Polymorphonuclear neutrophils are an important component of the immune defense system. It is well known that neutrophils play a vital role in eliminating pathogens through degranulation, autophagy, and neutrophil traps; these processes generate proteases, ROS, and reactive nitrogen species22, which can clear bacteria but also partially cause oxidant–antioxidant disorders.
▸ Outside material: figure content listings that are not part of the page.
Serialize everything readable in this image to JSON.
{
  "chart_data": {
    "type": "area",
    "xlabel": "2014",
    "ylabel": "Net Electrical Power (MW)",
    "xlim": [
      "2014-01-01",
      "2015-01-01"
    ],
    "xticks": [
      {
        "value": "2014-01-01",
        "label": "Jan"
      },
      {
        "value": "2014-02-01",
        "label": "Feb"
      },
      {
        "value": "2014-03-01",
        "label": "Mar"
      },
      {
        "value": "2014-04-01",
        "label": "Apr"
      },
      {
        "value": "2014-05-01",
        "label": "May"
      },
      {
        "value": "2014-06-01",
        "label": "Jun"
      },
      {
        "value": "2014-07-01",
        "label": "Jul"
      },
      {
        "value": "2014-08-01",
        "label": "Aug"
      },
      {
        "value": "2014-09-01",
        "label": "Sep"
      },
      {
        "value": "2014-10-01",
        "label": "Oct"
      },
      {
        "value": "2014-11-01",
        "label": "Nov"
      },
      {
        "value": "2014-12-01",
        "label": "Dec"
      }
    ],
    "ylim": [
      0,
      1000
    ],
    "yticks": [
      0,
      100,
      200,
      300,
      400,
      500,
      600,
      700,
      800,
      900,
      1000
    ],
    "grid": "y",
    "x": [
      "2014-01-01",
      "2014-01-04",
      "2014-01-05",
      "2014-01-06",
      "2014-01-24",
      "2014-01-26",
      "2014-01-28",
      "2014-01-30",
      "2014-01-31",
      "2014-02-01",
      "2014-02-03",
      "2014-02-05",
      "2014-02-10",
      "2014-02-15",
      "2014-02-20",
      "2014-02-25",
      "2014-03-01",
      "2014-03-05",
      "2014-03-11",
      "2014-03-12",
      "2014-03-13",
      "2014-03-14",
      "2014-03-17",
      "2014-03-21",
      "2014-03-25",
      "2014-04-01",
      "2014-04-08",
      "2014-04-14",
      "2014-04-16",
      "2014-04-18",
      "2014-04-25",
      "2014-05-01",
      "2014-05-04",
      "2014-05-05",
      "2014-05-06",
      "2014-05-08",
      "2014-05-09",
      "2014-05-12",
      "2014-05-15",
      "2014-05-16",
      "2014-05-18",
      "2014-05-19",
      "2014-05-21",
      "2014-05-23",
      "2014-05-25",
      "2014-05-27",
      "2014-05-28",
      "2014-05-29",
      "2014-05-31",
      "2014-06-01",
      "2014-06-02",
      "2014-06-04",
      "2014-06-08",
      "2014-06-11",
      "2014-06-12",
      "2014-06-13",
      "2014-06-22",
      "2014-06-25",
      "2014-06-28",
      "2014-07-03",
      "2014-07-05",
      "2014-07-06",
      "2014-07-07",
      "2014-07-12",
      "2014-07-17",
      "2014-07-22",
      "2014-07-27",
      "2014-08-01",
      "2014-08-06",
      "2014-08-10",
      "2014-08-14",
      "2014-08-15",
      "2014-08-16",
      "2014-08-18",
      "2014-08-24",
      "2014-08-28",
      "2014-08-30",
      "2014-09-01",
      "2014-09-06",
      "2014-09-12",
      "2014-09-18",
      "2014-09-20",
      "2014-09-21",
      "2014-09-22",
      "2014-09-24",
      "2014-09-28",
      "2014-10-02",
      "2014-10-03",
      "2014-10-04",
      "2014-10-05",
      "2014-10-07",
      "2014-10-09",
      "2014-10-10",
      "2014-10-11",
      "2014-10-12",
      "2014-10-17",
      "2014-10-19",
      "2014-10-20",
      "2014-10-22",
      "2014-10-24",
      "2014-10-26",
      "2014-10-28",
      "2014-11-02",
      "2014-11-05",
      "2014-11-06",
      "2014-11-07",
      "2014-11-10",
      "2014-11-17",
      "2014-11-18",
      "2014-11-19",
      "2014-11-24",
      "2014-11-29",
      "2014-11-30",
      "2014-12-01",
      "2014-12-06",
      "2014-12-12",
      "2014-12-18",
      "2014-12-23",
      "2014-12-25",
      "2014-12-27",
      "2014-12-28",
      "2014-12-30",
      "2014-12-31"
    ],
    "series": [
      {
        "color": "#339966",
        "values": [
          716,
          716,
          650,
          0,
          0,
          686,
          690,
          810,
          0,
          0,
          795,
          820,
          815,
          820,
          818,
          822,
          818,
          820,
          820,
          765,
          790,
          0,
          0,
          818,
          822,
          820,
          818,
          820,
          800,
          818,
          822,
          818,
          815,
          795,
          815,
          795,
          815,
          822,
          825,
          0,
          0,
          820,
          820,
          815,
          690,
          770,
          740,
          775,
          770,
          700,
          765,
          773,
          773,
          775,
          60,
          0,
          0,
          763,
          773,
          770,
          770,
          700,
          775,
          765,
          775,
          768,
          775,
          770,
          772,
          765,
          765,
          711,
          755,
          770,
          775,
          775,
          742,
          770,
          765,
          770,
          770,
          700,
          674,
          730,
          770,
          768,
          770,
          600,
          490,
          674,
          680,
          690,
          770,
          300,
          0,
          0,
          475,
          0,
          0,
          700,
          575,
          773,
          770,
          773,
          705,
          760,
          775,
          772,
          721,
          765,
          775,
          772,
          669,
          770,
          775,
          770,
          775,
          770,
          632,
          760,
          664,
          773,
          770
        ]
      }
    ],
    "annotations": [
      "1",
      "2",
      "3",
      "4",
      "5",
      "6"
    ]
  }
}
In a previous study on airway mycoplasma infection, Xu et al.23 suggested that PMNs could increase histamine production by upregulating enzyme transcription once antihistamine levels and histopathological scores were decreased and the pneumonia grade was changed.

In addition, Chen et al.16 had reported that, in MP infection, neutrophil accumulation might lead to hyperinflammation due to release of MPO, MMP-9, and NE. In our study, the results of MPO and oxidant–antioxidant enzyme activities demonstrated the existence of an oxidant–antioxidant imbalance in the body after MP infection; this phenomenon was more severe in immunocompetent mice than in immunocompromised mice, which indicated to us that neutrophils might participate in this pathogenic process by mediating oxidative stress. Further study is required to prove the changes and pathological role of neutrophils in lung injury after MPP.

In conclusion, we suppose that immunological response likely plays a vital role in the pathogenesis of MPP and that lung injury after MP infection—which might be caused by oxidant–antioxidant imbalance—could be reduced by immunosuppression.